Un premier film ambitieux

Avec une carrière qui se partage entre les États-Unis et la France, Arnaud Potier s’est fait connaître récemment avec les deux longs métrages de la comédienne et réalisatrice Mélanie Laurent. Stockholm Pennsylvania et 5 to 7 sont aussi deux productions américaines indépendantes qui devraient sortir prochainement en France. Il signe aujourd’hui l’image des Cow-boys, premier film, en tant que réalisateur, du scénariste à succès Thomas Bidegain (Un prophète, De rouille et d’os, La Famille Bélier). Une histoire ancrée dans l’actualité qui parle d’un père (François Damiens) à la recherche de sa fille partie faire le djihad au Pakistan. (FR)
Arnaud Potier sur le tournage des "Cow-boys" - Photo Antoine Doyen
Arnaud Potier sur le tournage des "Cow-boys"
Photo Antoine Doyen

Comment vous êtes-vous retrouvé sur ce film ?

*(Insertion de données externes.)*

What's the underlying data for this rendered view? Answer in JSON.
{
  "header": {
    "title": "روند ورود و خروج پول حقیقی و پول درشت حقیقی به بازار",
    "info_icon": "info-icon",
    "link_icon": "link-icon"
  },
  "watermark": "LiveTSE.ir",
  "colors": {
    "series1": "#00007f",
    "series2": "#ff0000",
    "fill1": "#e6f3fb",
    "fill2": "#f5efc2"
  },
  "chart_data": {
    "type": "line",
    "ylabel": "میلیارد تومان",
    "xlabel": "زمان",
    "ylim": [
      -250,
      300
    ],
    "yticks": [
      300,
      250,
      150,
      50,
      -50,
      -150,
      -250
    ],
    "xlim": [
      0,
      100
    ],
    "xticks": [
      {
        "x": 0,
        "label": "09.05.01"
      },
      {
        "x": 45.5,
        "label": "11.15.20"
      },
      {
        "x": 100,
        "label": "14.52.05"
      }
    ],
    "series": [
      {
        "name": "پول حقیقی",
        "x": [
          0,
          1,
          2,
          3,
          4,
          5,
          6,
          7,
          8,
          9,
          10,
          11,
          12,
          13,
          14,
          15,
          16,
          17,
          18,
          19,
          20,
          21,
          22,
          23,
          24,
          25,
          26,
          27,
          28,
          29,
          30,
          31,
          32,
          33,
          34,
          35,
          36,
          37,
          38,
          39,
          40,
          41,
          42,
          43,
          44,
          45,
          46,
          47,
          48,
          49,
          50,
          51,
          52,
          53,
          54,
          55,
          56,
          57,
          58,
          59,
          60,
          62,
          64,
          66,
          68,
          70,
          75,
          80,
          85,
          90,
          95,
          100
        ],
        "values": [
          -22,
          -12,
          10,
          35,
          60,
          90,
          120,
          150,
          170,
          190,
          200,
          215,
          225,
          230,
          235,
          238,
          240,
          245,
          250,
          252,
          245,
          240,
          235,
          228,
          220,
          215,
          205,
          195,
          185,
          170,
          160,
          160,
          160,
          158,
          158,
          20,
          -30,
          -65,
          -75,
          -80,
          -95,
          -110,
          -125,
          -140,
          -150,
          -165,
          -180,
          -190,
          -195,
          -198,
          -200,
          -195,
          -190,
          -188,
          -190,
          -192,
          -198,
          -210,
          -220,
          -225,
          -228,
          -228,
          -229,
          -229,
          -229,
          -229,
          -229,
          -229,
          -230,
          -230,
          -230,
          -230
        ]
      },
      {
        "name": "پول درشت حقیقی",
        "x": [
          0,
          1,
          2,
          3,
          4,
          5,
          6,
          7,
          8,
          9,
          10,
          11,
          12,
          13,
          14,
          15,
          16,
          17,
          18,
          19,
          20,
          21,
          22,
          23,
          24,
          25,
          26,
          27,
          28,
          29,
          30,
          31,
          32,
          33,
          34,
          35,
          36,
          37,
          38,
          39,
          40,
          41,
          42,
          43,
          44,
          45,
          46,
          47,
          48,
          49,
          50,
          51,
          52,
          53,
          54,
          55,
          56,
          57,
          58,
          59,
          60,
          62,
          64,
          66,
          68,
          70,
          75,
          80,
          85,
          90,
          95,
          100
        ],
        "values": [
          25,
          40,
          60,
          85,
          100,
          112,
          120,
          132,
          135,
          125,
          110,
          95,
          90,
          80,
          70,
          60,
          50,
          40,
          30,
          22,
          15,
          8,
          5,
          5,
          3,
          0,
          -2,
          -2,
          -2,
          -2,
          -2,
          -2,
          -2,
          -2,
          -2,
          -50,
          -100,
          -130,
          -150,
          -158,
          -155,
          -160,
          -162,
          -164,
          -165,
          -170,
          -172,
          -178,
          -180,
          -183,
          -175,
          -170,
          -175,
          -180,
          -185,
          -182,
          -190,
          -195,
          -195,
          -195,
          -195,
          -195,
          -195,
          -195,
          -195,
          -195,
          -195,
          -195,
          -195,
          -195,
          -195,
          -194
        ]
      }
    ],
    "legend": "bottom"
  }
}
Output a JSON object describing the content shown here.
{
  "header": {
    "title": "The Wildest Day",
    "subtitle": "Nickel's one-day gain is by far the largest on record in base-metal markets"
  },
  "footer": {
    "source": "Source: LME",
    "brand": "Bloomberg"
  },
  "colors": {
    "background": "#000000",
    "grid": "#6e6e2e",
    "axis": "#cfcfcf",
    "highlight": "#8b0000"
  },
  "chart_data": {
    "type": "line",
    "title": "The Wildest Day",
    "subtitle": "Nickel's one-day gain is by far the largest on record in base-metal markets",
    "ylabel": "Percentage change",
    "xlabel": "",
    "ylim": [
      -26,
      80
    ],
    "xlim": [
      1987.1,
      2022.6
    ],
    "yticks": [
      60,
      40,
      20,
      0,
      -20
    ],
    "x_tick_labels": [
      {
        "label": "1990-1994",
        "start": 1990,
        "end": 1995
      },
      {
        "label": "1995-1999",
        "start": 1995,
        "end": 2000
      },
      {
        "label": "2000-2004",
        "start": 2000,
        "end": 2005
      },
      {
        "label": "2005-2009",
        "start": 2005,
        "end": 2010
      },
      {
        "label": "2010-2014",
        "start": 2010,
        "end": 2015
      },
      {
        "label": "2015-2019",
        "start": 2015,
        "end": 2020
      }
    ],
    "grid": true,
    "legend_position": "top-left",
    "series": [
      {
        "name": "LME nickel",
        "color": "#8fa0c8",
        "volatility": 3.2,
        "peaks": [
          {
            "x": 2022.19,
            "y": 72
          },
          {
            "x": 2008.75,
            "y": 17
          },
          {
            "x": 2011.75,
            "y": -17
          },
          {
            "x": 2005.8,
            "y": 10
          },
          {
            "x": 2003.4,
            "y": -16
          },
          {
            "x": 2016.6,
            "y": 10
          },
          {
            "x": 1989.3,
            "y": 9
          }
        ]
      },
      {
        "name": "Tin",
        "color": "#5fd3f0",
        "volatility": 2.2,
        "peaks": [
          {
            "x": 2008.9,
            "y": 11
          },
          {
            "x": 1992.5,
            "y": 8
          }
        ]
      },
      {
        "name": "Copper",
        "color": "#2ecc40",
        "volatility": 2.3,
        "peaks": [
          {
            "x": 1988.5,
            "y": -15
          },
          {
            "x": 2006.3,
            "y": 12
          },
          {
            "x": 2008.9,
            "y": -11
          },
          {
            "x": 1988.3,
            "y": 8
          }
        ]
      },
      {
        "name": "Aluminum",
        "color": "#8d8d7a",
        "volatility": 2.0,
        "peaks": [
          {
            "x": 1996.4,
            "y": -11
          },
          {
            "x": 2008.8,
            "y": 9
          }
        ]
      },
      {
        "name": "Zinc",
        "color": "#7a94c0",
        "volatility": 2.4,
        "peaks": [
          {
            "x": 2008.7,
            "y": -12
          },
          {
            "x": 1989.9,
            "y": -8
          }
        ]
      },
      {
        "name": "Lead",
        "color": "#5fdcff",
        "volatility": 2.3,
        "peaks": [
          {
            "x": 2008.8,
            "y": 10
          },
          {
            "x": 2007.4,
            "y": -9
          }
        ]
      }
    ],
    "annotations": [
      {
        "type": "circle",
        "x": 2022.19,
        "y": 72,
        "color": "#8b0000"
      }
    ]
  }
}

Arnaud Potier : Je connaissais le travail de Thomas en tant que scénariste sur les films de Jacques Audiard, mais on ne s’était jamais croisé. Ma première découverte du film s’est faite à partir de la lecture du scénario, à la suite d’un appel du producteur Alain Attal. Après ça, j’ai rencontré Thomas, et on a échangé nos visions respectives du film. Dès cette première discussion les choses ont été très fluides entre nous. Une relation très sincère avec quelqu’un que j’avais l’impression de connaître depuis déjà longtemps.

Aviez-vous des références précises ?

AP : J’aime bien éditer un petit carnet de références visuelles et photographiques sur chaque projet. Ce film n’a pas dérogé à la règle et ça nous a permis d’échanger lors des phases de préparation. Je trouve ça efficace car ça permet de parler très concrètement de contraste, de couleur et de toute une série d’éléments qu’on transcrit ensuite en termes techniques. S’en sont suivis quelques essais d’optiques, sur lesquels j’ai essayé de faire entrer Thomas dans le processus en lui montrant le résultat de mes tests. Je trouvais que c’était très important, notamment sur un premier film, d’associer le plus possible le réalisateur au choix de son image.

Vous avez pu participer aux repérages ?

AP : Vu le nombre de lieux, le planning de préparation a été trop court pour moi. Les repérages étaient déjà bien avancés quand je suis arrivé en septembre 2014 sur le film, notamment ceux à Udaipur en Inde, effectués dès le mois d’août par François Emmanuelli, le chef décorateur. Que ce soit en France ou en Belgique, on a aussi dû faire des choix assez rapides et radicaux pour pouvoir se mettre autour d’une table et préparer concrètement le film. A partir de novembre on a tourné pendant 41 jours.

Vous connaissiez déjà l’Inde en tant qu’opérateur ?

AP : Je n’avais tourné que des publicités là-bas. Ce qui frappe visuellement, c’est l’immensité des ciels et les couleurs qui y sont très vives, que ce soit dans les vêtements, dans l’architecture, et même dans la végétation. Des couleurs qu’on a dû souvent calmer à l’image, surtout dans les séquences urbaines, car la région du Pakistan, où est censée se passer le film, est en réalité plus terne.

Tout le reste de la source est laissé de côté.